Na sala da pré-cirurgia, sinto-me bem, afinal estou no hospital-referência, com o maior centro de ortopedia do Estado. O atendimento é humanizado, cada funcionário se apresenta: nome e função. Repito cansadamente meu nome e o de minha mãe e marco com caneta a perna a ser operada: Precaução. Em cada corredor uma Nossa Senhora e no pórtico do bloco cirúrgico o arcanjo São Miguel: proteção. Não tem como dar errado. “Noventa e cinco por cento das intervenções dão certo”, me garante o médico: confiança.

Na mesa de operação, reconheço, feliz, por trás da máscara, o sorriso “puxado” do meu oriental médico. “Qual é a perna?”, respondo pela última vez ao anestesista, enquanto a técnica de enfermagem pega minha veia. Escuto conversas, o cirurgião-chefe seleciona os participantes… pra eles, vida normal…

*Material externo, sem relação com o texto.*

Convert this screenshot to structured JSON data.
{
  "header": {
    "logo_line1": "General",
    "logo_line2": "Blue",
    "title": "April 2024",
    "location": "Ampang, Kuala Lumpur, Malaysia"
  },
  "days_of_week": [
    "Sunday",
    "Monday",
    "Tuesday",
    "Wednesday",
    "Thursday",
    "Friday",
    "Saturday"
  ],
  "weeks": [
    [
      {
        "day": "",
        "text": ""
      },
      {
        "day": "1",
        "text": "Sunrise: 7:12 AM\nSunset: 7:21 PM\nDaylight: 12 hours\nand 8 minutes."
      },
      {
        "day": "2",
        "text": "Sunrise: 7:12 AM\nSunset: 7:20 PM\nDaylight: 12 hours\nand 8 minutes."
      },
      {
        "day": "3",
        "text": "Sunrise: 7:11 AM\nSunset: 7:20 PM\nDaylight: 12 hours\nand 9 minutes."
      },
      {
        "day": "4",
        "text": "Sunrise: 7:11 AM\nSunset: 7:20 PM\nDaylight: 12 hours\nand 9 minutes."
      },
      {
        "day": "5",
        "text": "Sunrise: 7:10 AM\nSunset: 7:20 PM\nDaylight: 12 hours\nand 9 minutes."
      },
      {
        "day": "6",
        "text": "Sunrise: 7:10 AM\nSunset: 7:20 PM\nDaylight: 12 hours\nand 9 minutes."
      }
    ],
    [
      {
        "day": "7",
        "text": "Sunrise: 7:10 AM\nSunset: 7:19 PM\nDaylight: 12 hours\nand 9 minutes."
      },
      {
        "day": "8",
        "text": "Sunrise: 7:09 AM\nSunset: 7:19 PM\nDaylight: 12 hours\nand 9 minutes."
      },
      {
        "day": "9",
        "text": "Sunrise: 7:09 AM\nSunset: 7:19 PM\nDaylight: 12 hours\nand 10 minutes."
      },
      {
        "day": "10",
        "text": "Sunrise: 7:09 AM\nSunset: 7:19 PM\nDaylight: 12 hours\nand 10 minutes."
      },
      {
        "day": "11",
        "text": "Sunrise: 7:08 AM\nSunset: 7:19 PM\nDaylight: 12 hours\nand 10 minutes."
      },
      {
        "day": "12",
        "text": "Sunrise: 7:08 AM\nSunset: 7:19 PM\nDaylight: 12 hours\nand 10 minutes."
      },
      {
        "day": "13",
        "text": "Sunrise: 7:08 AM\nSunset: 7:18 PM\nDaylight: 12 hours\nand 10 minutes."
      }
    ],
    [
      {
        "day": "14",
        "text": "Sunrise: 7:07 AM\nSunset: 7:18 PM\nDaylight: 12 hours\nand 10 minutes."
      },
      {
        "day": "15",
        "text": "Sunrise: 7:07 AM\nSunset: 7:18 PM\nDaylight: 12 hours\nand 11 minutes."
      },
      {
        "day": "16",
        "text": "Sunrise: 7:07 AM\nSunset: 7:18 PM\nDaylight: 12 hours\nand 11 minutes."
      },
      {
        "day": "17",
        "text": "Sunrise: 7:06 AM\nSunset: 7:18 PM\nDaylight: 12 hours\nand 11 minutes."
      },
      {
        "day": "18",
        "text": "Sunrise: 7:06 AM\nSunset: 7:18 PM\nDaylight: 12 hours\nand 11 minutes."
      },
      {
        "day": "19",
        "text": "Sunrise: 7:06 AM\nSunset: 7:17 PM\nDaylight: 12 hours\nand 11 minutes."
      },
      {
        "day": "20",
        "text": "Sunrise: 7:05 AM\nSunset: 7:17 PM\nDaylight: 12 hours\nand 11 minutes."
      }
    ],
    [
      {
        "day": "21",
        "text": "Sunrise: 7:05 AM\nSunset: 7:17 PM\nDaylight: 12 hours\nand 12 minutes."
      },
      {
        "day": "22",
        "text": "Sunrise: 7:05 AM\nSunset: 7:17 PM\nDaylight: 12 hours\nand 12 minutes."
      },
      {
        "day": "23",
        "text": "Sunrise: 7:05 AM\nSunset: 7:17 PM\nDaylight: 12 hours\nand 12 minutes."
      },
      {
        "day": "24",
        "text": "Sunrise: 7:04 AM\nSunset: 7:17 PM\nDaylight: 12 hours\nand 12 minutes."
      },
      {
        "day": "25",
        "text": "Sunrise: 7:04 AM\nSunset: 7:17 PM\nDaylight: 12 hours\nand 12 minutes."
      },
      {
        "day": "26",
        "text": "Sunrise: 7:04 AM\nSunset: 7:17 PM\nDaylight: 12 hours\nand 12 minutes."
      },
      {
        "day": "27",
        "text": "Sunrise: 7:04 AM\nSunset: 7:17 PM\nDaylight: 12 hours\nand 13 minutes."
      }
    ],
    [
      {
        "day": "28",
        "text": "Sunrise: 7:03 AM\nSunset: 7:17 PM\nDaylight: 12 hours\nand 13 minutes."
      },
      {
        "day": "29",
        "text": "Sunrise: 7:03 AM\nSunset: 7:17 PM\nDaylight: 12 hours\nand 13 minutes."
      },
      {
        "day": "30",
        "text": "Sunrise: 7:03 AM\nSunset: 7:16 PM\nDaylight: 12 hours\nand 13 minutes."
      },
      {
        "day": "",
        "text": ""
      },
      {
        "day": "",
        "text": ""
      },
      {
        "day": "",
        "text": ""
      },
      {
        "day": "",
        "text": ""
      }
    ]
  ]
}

“ – É a Lalá!” , acordo na maca vendo na esquina do corredor o alívio de Isabella, minha companheira. Ainda não sabemos do aperto que virá.

“– Correu tudo bem, o que me preocupa é o nervo ciático”, sem sorriso, o cirurgião-chefe nos visita no quarto, mexendo meu pé pra cima e pra baixo. “Não perdeu o movimento”, nos tranquiliza.

Entretanto, há algo imprevisto. Além do sofrimento do ciático, a perna operada, que era a menor, está mais de dois centímetros maior do que a outra. A pelve girou.

“– Então, doutor, arrumou uma coisa e atrapalhou outra?”

“– Não era previsto, se soubesse nem teria operado”, a fala médica é um balde de gelo.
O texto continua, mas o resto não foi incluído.